The net has all sorts of solutions and offers of repair usually boiling down to "make sure the switch is on/off" even if there is no darn switch to be had!! It must be a o/s fault but as yet I have found no one single solution to this annoying trait of Xp and it's usb drive hang-up. Microsoft want £60 to tell me about it via email so they can get stuffed. I have no idea why the volume locks itself up and refuses to allow write operations.

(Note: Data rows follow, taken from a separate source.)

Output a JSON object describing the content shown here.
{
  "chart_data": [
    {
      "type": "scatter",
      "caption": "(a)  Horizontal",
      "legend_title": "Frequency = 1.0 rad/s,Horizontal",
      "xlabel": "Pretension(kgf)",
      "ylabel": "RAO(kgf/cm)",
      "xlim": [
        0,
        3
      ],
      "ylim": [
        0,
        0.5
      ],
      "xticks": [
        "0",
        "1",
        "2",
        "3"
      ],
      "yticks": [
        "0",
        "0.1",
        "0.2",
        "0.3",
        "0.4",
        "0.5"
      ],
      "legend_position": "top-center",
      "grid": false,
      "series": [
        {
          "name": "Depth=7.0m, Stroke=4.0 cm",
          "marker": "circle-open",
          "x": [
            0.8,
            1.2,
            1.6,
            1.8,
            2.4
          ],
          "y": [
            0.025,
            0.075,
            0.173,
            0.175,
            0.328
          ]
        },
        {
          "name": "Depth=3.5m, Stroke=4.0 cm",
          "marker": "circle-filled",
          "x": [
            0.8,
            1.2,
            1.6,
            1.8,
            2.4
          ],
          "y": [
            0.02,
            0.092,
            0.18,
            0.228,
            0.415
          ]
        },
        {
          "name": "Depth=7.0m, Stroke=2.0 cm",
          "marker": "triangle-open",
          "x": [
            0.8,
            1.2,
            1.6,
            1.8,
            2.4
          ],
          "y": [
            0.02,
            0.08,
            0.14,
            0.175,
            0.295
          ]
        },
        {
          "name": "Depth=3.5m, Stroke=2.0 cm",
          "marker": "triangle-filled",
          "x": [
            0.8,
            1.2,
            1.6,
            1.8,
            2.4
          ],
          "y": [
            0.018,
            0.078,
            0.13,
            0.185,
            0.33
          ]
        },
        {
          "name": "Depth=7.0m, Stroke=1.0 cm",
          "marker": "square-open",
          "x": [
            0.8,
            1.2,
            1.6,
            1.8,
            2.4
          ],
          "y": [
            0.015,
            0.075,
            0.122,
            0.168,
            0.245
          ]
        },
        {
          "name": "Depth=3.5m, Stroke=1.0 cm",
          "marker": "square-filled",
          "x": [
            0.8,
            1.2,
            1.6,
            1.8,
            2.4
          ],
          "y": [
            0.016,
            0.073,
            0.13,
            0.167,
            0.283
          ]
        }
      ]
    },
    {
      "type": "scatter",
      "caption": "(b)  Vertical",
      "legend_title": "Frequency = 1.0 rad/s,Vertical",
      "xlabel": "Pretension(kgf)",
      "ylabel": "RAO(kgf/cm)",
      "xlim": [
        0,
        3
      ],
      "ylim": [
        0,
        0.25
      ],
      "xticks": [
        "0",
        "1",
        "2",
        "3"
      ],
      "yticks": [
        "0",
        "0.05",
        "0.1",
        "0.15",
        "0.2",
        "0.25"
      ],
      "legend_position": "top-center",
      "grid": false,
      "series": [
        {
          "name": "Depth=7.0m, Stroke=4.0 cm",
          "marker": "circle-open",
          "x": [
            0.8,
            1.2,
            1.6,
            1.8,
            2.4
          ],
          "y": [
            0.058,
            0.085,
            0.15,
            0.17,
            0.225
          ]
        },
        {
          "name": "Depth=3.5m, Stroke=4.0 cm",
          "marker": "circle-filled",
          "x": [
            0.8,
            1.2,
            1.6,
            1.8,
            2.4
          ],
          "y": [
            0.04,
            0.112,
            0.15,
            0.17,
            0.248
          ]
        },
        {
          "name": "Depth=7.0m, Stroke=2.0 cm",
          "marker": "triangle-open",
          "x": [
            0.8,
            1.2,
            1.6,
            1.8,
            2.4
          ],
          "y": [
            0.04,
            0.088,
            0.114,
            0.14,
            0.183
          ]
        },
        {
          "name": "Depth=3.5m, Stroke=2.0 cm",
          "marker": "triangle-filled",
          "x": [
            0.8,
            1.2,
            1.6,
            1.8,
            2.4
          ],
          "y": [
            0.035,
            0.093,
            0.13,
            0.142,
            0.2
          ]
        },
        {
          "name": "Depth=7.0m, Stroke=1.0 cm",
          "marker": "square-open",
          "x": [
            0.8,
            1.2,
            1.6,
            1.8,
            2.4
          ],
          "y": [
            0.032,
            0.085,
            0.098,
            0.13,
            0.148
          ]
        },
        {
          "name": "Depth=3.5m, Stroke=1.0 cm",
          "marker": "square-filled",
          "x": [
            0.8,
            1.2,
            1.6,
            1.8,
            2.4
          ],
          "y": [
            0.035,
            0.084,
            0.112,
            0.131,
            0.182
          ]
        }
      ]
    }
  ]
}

DANE ELEC USB MEMORY STICK PC
I then re-booted the pc into normal mode without removing the drive, logged on as normal and Hey presto.I now have a working flash drive. I right-clicked the drive, selected Format, then selected FAT as the file system and did a Quick format. I rebooted my pc into safe mode with the drive in the slot, logged on as an admin and highlighted the drive without opening it.
DANE ELEC USB MEMORY STICK FULL SIZE
I've had exactly the same problem and after some serious messing around and hair pulling I got my drive working again. SanDisk Extreme 32GB Compact Flash CF Card Model CFXSB-032G-G46 (120MB/s) Card type: Full Size SD. USB flash drive problem and how I made mine work.! The saves are in case it reverts at a later date, just double click (saying ‘yes’ to importing these to the registry) on all of the files and it will all work again! Save these to the same place as before as ‘StorageDevicePolicies00*’ My Computer\HKEY_LOCAL_MACHINE\SYSTEM\ControlSet001\Control\StorageDevicePolicies 001, 002) – for example: Everything is the same, just change ‘CurrentControlSet’ to ‘ControlSet***’ You also need to do this for the strings in any folders called ‘ControlSet***’ (* = any Digit, i.e. Then: File > Export > save somewhere useful as something like ‘StorageDevicePolicies001.reg’ ĝouble click on the string ‘WriteProtect’ and change the ‘Value Data’ box to ‘0’ *There seems to be some spaces here in 'StorageDevicePolicies' in the text above, there shouldn't be, OK*
My Computer\HKEY_LOCAL_MACHINE\SYSTEM\CurrentControlSet\Control\StorageDevicePolicies Single-click on ‘My Computer’ > File > Export > save it to the Desktop (Always best to have a backup!!) Start > Run > type ‘regedit’ (without the speachmarks) > Enter Here’s what worked for me (sorry for the *****’s Guide approach, but I used to :hotbounce hate it :hotbounce when I used forums and couldn’t understand what the technobabble meant!): The problem seems to be something to do with Microsoft’s SP2 :dead: ! OK – after an hour or so of faffing around :knock:, I think that I have found a possible solution.